Conforme explicou, apesar de ainda haver situações delituosas, ainda assim, o Catambor teve uma melhoria considerável, muito por conta do crescer da cultura de denúncias por parte dos cidadãos e o reforço do policiamento. “Não paramos. Continuamos a fazer o nosso trabalho.
Mas, agora, é preciso que as populações e as famílias continuem a denunciar todo e qualquer acto que atentam contra o bem-estar social”, apelou.
Melhoria do bairro faz parte das prioridade
Por sua vez, o administrador do distrito urbano da Maianga, Pedro Afonso Paca, reconhece os problemas que afligem o bairro do Catambor, mas avançou algumas acções com vista à sua melhoria.
A título de exemplo, o governante disse que, no que diz respeito à criminalidade, está em curso o programa de requalificação e recuperação de algumas torres que vão garantir iluminação pública e travar, assim, o esconderijo de delinquentes que, depois de cometerem as suas acções, se refugiam em locais considerados escondidos.
Outrossim, anunciou que, no âmbito do Programa de Combate à Fome e à Pobreza, está igualmente em curso a reabilitação da secção de saúde e um centro que vai atender melhor a população local.

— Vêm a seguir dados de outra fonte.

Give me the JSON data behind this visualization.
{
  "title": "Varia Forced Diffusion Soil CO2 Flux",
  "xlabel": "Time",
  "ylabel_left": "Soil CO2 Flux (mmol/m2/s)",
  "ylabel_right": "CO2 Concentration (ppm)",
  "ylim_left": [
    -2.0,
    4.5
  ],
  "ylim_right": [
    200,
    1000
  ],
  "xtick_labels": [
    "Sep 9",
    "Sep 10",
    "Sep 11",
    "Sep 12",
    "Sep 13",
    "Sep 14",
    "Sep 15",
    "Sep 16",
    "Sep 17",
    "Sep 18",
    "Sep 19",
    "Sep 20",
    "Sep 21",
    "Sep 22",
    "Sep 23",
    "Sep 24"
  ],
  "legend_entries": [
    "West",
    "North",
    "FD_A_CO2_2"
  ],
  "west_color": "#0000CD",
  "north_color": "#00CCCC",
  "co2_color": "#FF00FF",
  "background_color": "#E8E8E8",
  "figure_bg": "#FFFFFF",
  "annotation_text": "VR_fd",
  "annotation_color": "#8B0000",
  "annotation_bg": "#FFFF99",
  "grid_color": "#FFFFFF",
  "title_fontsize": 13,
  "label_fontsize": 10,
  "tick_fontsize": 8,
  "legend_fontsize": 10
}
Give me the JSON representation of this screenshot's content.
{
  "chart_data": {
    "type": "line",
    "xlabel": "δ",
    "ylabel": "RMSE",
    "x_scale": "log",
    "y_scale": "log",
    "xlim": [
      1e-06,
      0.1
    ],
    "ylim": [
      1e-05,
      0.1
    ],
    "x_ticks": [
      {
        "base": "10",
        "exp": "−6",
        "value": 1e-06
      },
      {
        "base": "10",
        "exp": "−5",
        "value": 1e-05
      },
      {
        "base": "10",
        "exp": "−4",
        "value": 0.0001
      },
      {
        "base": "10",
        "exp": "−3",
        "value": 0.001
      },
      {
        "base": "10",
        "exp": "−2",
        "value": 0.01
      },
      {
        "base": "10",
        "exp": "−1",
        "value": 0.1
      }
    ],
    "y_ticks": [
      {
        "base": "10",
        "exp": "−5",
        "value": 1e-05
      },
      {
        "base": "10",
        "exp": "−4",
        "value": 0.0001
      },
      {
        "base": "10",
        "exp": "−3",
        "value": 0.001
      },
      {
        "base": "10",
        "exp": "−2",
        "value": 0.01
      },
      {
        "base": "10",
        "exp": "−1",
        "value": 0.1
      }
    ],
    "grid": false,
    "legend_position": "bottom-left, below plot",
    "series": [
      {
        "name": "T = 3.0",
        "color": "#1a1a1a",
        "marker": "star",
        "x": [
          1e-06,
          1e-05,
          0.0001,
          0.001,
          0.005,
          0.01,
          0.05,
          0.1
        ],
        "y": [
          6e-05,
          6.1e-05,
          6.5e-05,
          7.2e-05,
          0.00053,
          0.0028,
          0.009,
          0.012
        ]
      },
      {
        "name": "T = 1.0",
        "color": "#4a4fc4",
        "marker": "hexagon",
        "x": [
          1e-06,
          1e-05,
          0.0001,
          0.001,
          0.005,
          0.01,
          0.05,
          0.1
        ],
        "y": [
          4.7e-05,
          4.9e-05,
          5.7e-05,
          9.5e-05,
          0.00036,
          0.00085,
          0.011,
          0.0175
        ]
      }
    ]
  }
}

Todavia, apesar da carência de unidades hospitalares e de ensino no interior da zona, Pedro Afonso Paca referiu que, por ser um bairro alocado ao casco urbano da cidade, os moradores têm à sua volta o Hospital Geral do Prenda, Josina Machel, as instituições de ensino do Largo das Escolas e outras cadeias de apoio que dão suporte ao bairro.
“Ou seja, estamos a falar de um bairro que pode não ter muita coisa no seu interior, mas tem uma série de serviços e instituições que dão garantias e auxílio aos moradores, o que acaba por minimizar as necessidades”, apontou.
Estruturação do bairro impede muitas acções
Por outro lado, Pedro Afonso Paca explicou que a forma como o bairro cresceu e está estruturado impede, actualmente, de se fazer grandes alterações e mudanças.
Porem, explicou, é preciso que os moradores tenham calma, porque, naquilo que estará ao alcance do poder local, será feito.
“Fazer grandes alterações no bairro não é possível, porque a forma como está construído nos obrigava a fazer mudanças abruptas. Mas vamos dando o nosso suporte necessário e intervir aí onde for possível”, frisou.